I due piani però condividono quattro caratteristiche:

  1. Libertà

Non è mai un atto imposto fidarsi ed essere affidabili. La fiducia è un atto specificamente morale proprio perché non dipende mai da un obbligo esterno, bensì solo da un obbligo interno al soggetto stesso. In altri termini, la fiducia si basa sull’autonomia del soggetto.

  1. Reciprocità

Non può esserci fiducia a senso unico: si tratterebbe di un’ingenuità o, peggio, di un sottile gioco di potere che mira a condizionare l’altro al proprio volere assegnandogli una responsabilità infinita.

  1. Onestà ed autenticità

Si tratta della trasparenza richiesta soprattutto quando non si è più in grado di rispettare il patto. Quest’ultimo è in se una promessa, quindi presuppone la sincerità come precondizione (una falsa promessa è di per se ingiusta). Ma questo non vuol dire che le promesse si debbano mantenere ciecamente: per sciogliere una promessa senza che si perda la fiducia (che resta come tessuto della relazione) occorre che vi sia la trasparenza di dichiarare i propri limiti.

  1. Chiarezza

Occorre che sia chiaro quali siano i contenuti del patto affidato alla fiducia. Non possiamo     ricevere né dare un affidamento totale e senza limiti. Questo vuol dire che ci sono sempre dei contenuti, impliciti ed espliciti, che definiscono i confini della fiducia che offro e che mi è richiesta. La fiducia è un po’ più ampia del patto: ci si può fidare in generale di una persona, ma non per questo di qualunque cosa.

In tal senso, l’azione individuale e quella sociale hanno bisogno della fiducia, ma non possono basarsi sull’ingenua assunzione che essa sia una garanzia. Nessuno ha in proprio potere l’agire, né il proprio né quello altrui. Ma l’azione non può procedere, non può nemmeno accadere la prima volta, se non si tiene coraggiosamente e rischiosamente ferma la speranza nella possibilità che le cose vadano come auspicato. Senza questa ragionevole fiducia nulla è possibile.

Il manager pronto a voler investire strategicamente sull’asset fiducia, deve partire dai tre assunti teorizzati da Davenport e Prusak: la fiducia deve essere visibile, diffusa e deve partire dal vertice.

Come intervenire per costruire fiducia?

La lunga esperienza maturata in progetti di sviluppo organizzativo, di cultura d’impresa e di change management ci ha mossi nell’individuare un ventaglio di ipotesi di intervento che tengano in considerazione diversi livelli di impegno, di coinvolgimento e di complessità che le organizzazioni sono realmente in grado di sostenere.   In questa logica, si possono costruire interventi ad impegno circoscritto, come laboratori con focus sulla competenza, quali ancoraggi teorici; autovalutazioni, come mi posiziono rispetto al tema; esperienza sulla competenza, cosa sviluppo; interventi-pilota che consentono di circoscrivere l’azione su un gruppo: di lavoro, una business unit, una divisione; fino ad interventi di cultural change con azioni destinate all’intera popolazione aziendale finalizzati a costruire – o a rinnovare – il patto di fiducia all’interno dell’organizzazione.
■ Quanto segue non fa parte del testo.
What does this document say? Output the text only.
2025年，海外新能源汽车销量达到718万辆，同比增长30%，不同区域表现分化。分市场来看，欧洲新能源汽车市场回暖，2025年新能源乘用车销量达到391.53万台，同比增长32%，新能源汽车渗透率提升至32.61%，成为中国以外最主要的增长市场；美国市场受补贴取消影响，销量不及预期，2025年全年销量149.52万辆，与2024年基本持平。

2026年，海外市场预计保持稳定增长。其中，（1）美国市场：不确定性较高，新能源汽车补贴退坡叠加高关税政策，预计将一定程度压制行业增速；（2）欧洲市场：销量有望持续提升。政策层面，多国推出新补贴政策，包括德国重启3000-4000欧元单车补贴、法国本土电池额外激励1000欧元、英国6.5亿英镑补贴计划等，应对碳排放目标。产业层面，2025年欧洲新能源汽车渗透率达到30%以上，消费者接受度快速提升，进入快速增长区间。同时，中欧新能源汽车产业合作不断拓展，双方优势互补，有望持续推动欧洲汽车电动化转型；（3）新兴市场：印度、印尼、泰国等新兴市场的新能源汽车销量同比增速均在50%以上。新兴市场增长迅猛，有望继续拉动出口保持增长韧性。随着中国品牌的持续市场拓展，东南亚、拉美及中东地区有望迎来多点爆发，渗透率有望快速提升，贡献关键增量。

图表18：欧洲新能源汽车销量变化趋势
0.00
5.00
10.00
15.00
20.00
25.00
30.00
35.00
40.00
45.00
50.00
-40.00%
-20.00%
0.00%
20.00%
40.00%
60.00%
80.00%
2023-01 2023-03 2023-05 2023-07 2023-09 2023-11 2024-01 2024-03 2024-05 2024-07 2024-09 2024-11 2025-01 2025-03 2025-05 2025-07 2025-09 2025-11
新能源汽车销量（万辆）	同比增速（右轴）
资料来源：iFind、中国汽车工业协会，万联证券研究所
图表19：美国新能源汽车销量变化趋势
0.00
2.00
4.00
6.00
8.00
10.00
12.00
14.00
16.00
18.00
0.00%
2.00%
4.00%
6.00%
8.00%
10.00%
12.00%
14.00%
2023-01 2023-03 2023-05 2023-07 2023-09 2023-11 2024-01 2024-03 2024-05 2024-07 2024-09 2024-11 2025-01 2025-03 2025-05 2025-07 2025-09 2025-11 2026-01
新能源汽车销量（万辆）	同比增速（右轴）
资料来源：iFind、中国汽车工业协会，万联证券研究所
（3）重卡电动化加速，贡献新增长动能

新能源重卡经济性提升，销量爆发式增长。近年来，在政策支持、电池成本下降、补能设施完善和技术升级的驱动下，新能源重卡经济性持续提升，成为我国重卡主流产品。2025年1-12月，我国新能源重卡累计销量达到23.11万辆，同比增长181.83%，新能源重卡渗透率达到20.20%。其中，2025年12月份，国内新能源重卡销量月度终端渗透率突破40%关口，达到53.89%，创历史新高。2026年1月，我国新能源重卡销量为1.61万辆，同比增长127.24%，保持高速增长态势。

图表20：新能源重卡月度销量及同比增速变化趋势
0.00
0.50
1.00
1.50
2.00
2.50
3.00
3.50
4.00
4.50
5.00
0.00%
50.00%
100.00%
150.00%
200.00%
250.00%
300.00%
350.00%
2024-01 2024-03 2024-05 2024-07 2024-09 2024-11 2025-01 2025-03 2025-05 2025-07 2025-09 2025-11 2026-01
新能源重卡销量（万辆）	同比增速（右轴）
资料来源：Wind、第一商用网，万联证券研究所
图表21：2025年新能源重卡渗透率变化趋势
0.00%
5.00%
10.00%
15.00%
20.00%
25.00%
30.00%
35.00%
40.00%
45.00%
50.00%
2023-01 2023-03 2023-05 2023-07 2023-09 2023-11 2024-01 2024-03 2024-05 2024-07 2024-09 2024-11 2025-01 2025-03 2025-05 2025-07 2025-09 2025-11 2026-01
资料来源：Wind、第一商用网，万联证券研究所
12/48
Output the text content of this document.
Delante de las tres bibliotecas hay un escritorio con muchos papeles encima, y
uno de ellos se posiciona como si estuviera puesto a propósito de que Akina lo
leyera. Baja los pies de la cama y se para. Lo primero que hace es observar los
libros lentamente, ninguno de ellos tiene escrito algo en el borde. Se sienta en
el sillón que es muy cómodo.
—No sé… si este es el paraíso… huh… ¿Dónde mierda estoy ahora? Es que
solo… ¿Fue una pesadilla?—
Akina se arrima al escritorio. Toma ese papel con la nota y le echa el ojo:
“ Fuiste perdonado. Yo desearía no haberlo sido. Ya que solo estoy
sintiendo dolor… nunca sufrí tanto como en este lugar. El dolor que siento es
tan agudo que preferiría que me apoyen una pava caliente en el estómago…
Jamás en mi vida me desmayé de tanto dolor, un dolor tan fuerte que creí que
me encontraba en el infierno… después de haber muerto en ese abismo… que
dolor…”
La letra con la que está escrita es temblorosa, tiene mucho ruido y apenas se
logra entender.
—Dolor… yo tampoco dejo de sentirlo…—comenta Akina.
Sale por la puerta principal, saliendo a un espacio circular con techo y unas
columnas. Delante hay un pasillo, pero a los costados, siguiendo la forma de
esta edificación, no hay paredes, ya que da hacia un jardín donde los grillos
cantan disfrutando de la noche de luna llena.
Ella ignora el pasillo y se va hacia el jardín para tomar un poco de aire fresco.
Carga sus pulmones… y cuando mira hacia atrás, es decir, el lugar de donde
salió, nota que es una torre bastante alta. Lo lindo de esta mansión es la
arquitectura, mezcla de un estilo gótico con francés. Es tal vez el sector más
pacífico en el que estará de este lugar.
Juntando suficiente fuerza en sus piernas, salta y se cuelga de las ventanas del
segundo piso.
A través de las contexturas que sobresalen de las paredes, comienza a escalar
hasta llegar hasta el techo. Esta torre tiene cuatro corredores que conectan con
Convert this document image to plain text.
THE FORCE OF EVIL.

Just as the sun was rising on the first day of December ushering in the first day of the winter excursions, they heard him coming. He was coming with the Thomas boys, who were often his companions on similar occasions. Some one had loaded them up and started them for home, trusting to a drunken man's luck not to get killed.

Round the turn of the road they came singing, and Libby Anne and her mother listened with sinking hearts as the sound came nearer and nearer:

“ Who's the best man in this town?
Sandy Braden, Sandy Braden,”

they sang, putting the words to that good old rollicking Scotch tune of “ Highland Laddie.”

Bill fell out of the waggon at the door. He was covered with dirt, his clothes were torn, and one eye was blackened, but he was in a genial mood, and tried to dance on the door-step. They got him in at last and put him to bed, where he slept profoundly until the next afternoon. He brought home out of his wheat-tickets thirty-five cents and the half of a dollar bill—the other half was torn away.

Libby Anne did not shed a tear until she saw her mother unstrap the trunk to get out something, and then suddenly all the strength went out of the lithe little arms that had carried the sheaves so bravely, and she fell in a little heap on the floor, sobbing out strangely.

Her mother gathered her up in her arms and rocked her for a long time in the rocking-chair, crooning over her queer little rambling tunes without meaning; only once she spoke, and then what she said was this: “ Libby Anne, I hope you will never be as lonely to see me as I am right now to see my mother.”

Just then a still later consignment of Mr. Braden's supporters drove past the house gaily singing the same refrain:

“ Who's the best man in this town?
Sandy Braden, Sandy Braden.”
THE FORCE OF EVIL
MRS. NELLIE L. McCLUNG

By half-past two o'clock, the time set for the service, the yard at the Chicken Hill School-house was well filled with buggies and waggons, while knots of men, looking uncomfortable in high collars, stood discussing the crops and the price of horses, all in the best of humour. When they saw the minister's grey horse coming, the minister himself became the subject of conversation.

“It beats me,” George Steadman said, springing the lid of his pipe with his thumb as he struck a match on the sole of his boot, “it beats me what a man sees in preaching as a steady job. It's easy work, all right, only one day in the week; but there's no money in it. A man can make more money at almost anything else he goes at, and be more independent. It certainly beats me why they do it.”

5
Viviamo in un’epoca di sfiducia diffusa che coinvolge tutti gli ambiti: sociale, istituzionale, economico. A questa considerazione si aggiunge quella sul livello di complessità crescente con cui si stanno repentinamente trasformando tutti i contesti di convivenza civile ed organizzativa ed i relativi modelli di relazione: sempre più social, orientati al networking, fondati su modelli non più solo gerarchici e su sistemi a legame debole e a rete o circolari.

In questo scenario è diventato urgente attivare un processo di rigenerazione organizzativa che punta in maniera strategica ed oculata all’espressione del talento di ciascuna persona stimolato da un contesto generativo di fiducia e dal bilanciato utilizzo della tecnologia al servizio dei rapporti personali e professionali: come direbbe Sophia, siamo umani, ce lo meritiamo.